В их отношения пришла некоторая будничность, позволявшая снять остроту ощущений, слишком быстро исстрачивающую их, слишком стремительно ведущую к финалу, который оба смутно осознавали и которого боялись. Они перестали смотреть в свои отражения в стекле, теперь кажущиеся пойманными в зеркала погибшими душами. Не замечали знаков, свидетельствующих о неслучайности их встречи, не видели подмигиваний иной, их личной реальности, которые раньше встречали с восторгом.

Идя на квартиру, Павел чувствовал приливы глубинной тоски, будто был уже мертв, недвижим, и смотрел на прокручиваемой пленке историю своей жизни, где он был только безвольным персонажем недоброго автора, безжалостного энтомолога, коллекционера мертвых бабочек, – и не было никакой возможности сорваться с цепких крючков, выбраться из поворотов придуманного сюжета.

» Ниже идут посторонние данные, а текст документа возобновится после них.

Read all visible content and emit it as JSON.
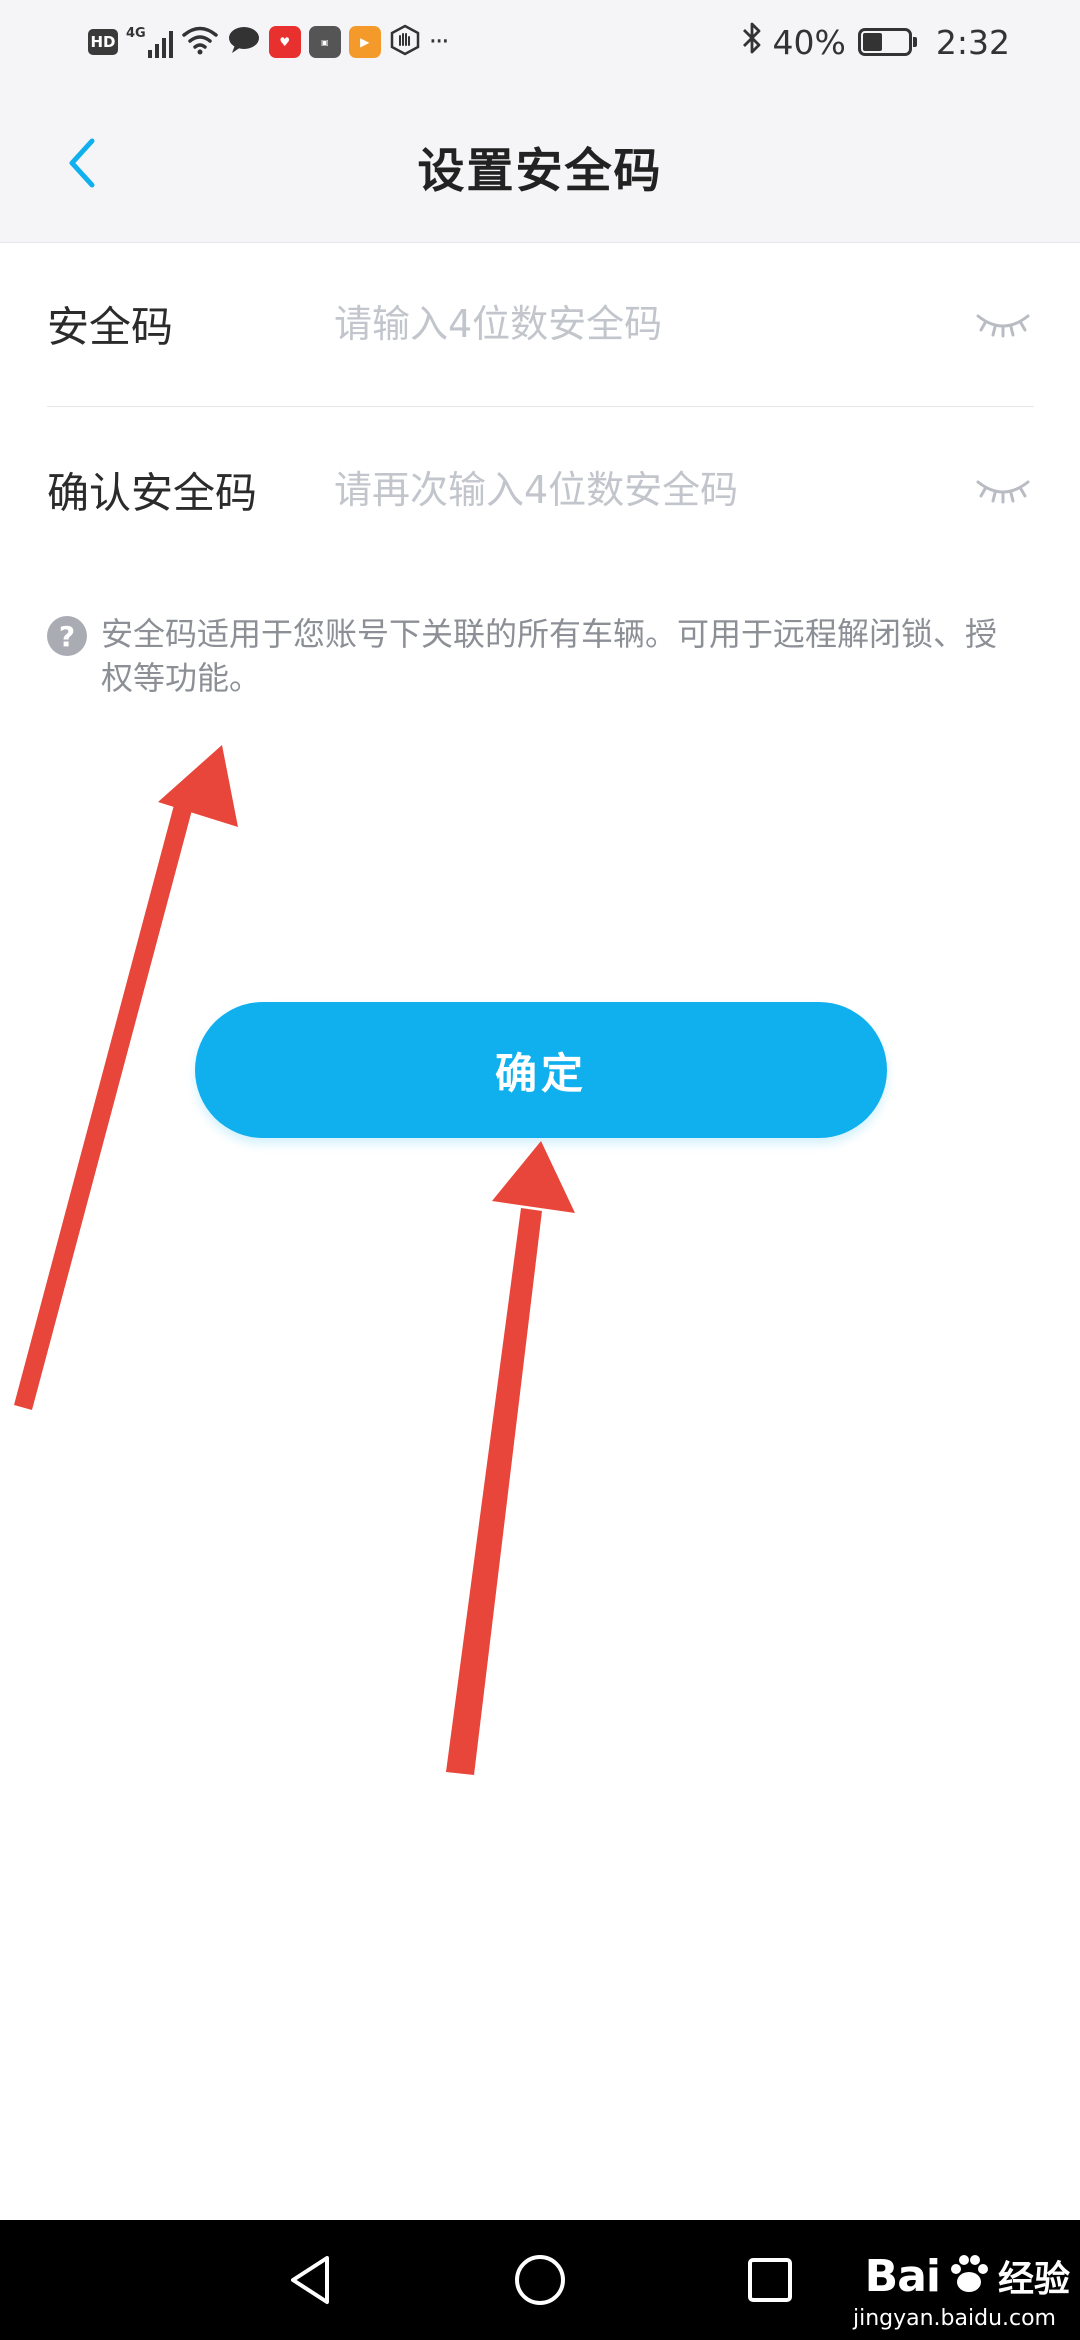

Они притушили остроту совместного бытия введением прозаических деталей. Купили лампу с абажуром, повесили шторы, принесли домашние тапки, иногда гоношили что-то на кухне после постельной схватки. Анна не очень любила готовить; в основном они ели полуфабрикаты – пельмени, котлеты. Она обильно перчила блюдо, со вкусом чихала и, повернув к нему улыбающееся лицо, говорила: «Ух, перец-батюшка», а потом, сливая воду через дуршлаг, делала такое растерянно-напряженное лицо, словно смертельно боялась обварить руки.

Павел улыбался с еканьем в сердце от предсказуемости, изученности этих действий, от изученности им всей этой девушки, от ее понятности, и при этом от роковой неспособности развязаться с ней. Его лодыжка подвернулась слишком сильно.

Он не думал о том, чтобы расстаться с Любой и начать жить с Анной – втайне Анна пугала его, потому что влекла к некой явно ощущаемой им бездне, – и вспыхивали перед глазами черные пиявки на белом лице Снеговика.

То, от чего он не мог отказаться – это ее кожа, ее тело, несмотря на внешнюю балетную наструненность, мягкое и податливое, само просящееся в руки, предугадывающее все его желания настолько, что в постели никогда не нужно слов. Как ни пытался он уравнять и подвести под один знаменатель ощущения от секса с Анной и с женой, сокращая и упрощая дроби, зачеркивая, вынося за скобки, – уравнение не имело решений.

Он старался теперь уделять повышенное внимание Любе, упреждать все ее желания, – он не собирался снова терять ее. И когда в феврале они собрались парами в новое злачное место – юрту, – и Люба почувствовала себя плохо, он решил остаться. Но она практически выставила его за дверь: «Оторвешься за двоих».

13

Они шли впятером, растянувшись по улице. Павел, Анна с Игорем, и еще одна пара с танцев – длинноволосый бородатый Слава, жгучий брюнет с порывистыми движениями и мистической экзальтированностью в глазах (было известно, что он участвует в сеансах спиритизма), и его подруга Вика, одевающаяся в славянском стиле, что с ее полнотой и грубоватостью ей совсем не шло.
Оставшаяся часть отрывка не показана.